2024-2025 Binghamton University Academic Guide [ARCHIVED]

ANTH 571A - Narrative in Culture & Society


Credits: Variable

In this seminar, we will explore the role of storytelling in everyday social life. Since the narrative turn in the 1980s, narrative analysis has become more prominent across the social sciences. This course takes a linguistic anthropological approach that emphasizes the need to study oral narrative in its entirety, considering both the story and the storytelling event. We will investigate stories told in various contexts, by not only looking at their literal content’the story’ but especially by studying their relationship to the interaction itself, that is, the storytelling event. In this way, we will explore how narratives emerge dynamically between the interviewer and the interviewee or between the narrator and his/her audience and how narrators and other speech participants co-construct their identity in interaction while telling stories. Throughout the semester we will explore different types of oral narratives. We will examine autobiographical narratives, stories told in interview settings, stories emerging from doctor-patient encounters, storytelling in the classroom, digital storytelling (on blogs, Facebook, Twitter, YouTube, etc.), and also forms of shorter storytelling, such as jokes.
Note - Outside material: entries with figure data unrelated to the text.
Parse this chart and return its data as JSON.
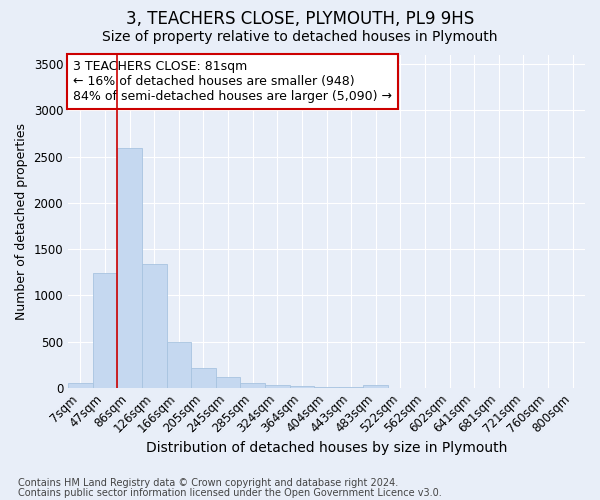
{
  "title": "3, TEACHERS CLOSE, PLYMOUTH, PL9 9HS",
  "subtitle": "Size of property relative to detached houses in Plymouth",
  "xlabel": "Distribution of detached houses by size in Plymouth",
  "ylabel": "Number of detached properties",
  "bins": [
    "7sqm",
    "47sqm",
    "86sqm",
    "126sqm",
    "166sqm",
    "205sqm",
    "245sqm",
    "285sqm",
    "324sqm",
    "364sqm",
    "404sqm",
    "443sqm",
    "483sqm",
    "522sqm",
    "562sqm",
    "602sqm",
    "641sqm",
    "681sqm",
    "721sqm",
    "760sqm",
    "800sqm"
  ],
  "values": [
    50,
    1240,
    2590,
    1340,
    490,
    210,
    115,
    50,
    30,
    20,
    10,
    5,
    25,
    0,
    0,
    0,
    0,
    0,
    0,
    0,
    0
  ],
  "bar_color": "#c5d8f0",
  "bar_edge_color": "#a8c4e0",
  "vline_color": "#cc0000",
  "vline_x_index": 2,
  "annotation_text": "3 TEACHERS CLOSE: 81sqm\n← 16% of detached houses are smaller (948)\n84% of semi-detached houses are larger (5,090) →",
  "annotation_box_color": "#ffffff",
  "annotation_box_edge_color": "#cc0000",
  "ylim": [
    0,
    3600
  ],
  "yticks": [
    0,
    500,
    1000,
    1500,
    2000,
    2500,
    3000,
    3500
  ],
  "bg_color": "#e8eef8",
  "plot_bg_color": "#e8eef8",
  "footer_line1": "Contains HM Land Registry data © Crown copyright and database right 2024.",
  "footer_line2": "Contains public sector information licensed under the Open Government Licence v3.0.",
  "title_fontsize": 12,
  "subtitle_fontsize": 10,
  "xlabel_fontsize": 10,
  "ylabel_fontsize": 9,
  "tick_fontsize": 8.5,
  "annotation_fontsize": 9,
  "footer_fontsize": 7
}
We will be guided by the following questions: What role do oral narratives play in the construction of speech participants-identity? What techniques do speakers employ to project or alter a certain identity in their storytelling? How can linguistic anthropologists, sociolinguists, or anthropologists more generally make use of oral narratives as tools for their research? These and other questions will be addressed in this seminar through a wide range of readings and discussions and by looking at many narrative types, from oral narratives in interview settings to digital storytelling. No prior knowledge in linguistic anthropology or in narrative studies is required.